Like the vast majority of the writers who create Substacks, the vast majority of the interns who take unpaid to barely paid positions in journalism will never attain the financial security of their publications’ big-name writers. And those big-name writers — and the interns who are able to approximate their success — are typically beneficiaries of an uneven playing field tilted in favor of the upper-middle class. My own path to a decent job in journalism was eased by parental subsidies, which made it possible for me to accept $8-an-hour internships in New York City without suffering malnutrition. The “advances” that most consequentially bias who gets to write for a living and who does not derive from accidents of birth.

The resurgence of labor organizing in media has mitigated the industry’s exploitative treatment of entry-level workers and the class bias inherent to it. And this is one of the many reasons why unionizing newsrooms is a vital project. But labor unions alone cannot solve the underlying problem of mass underemployment within the industry. America does not have more competent journalists than it needs. But it does have far more of them than media firms are capable of profitably employing, amid the erosion of the ad-supported business model.

Which is one major reason why there are so many writers willing to provide Substack with content free of charge.

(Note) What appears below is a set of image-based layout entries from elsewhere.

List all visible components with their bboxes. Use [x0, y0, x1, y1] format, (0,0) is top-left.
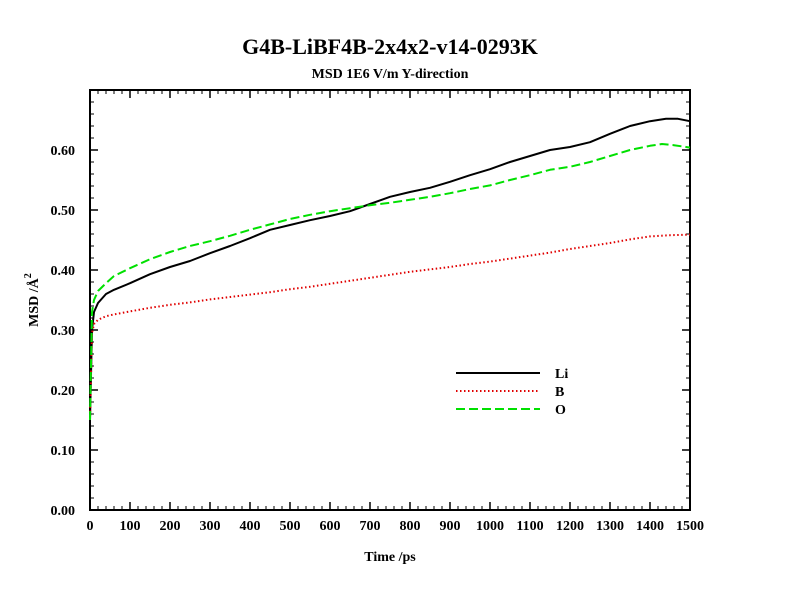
x-tick-label: 1200 [556, 519, 584, 534]
series-line-o [89, 143, 691, 421]
x-tick-label: 800 [400, 519, 421, 534]
y-tick-label: 0.10 [51, 444, 76, 459]
x-tick-label: 1300 [596, 519, 624, 534]
series-line-b [89, 233, 691, 421]
plot-frame [89, 89, 691, 511]
y-axis-title-text: MSD /Å [26, 277, 42, 327]
legend-label-b: B [555, 385, 564, 400]
x-tick-label: 1100 [516, 519, 543, 534]
y-tick-label: 0.60 [51, 144, 76, 159]
x-tick-label: 400 [240, 519, 261, 534]
chart-title: G4B-LiBF4B-2x4x2-v14-0293K [242, 34, 538, 59]
y-tick-label: 0.50 [51, 204, 76, 219]
chart-subtitle: MSD 1E6 V/m Y-direction [312, 67, 469, 82]
legend-label-o: O [555, 403, 566, 418]
x-tick-label: 500 [280, 519, 301, 534]
x-axis-ticks [89, 90, 691, 510]
y-axis-title-superscript: 2 [23, 273, 34, 278]
x-tick-label: 100 [120, 519, 141, 534]
x-tick-label: 900 [440, 519, 461, 534]
x-axis-title: Time /ps [364, 550, 416, 565]
x-tick-label: 200 [160, 519, 181, 534]
series-line-li [89, 117, 691, 421]
y-tick-label: 0.20 [51, 384, 76, 399]
x-tick-label: 0 [87, 519, 94, 534]
x-axis-tick-labels: 0 100 200 300 400 500 600 700 800 900 1000 1100 1200… [87, 519, 705, 534]
x-tick-label: 1000 [476, 519, 504, 534]
legend: Li BO [456, 367, 568, 418]
x-tick-label: 700 [360, 519, 381, 534]
x-tick-label: 1500 [676, 519, 704, 534]
y-axis-tick-labels: 0.00 0.10 0.20 0.30 0.40 0.50 0.60 [51, 144, 76, 519]
y-tick-label: 0.30 [51, 324, 76, 339]
y-axis-title: MSD /Å2 [23, 273, 42, 327]
x-tick-label: 300 [200, 519, 221, 534]
y-tick-label: 0.40 [51, 264, 76, 279]
y-tick-label: 0.00 [51, 504, 76, 519]
legend-label-li: Li [555, 367, 568, 382]
series-lines [89, 117, 691, 421]
x-tick-label: 600 [320, 519, 341, 534]
x-tick-label: 1400 [636, 519, 664, 534]
y-axis-ticks [90, 101, 690, 511]
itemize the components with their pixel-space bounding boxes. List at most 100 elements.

There may be something distasteful about the fact that Substack benefits from journalists’ financial desperation. But ultimately the core problem here is not that a newsletter platform is helping cash-strapped writers squeeze some tips out of their Twitter followings. The problem is that legions of talented journalists are going underemployed, even as statehouses across the country are going under-covered. Forcing Substack to disclose every contract that it has ever offered will not free us from the scam that is the modern media industry. Only publicly financing the Fourth Estate can do that.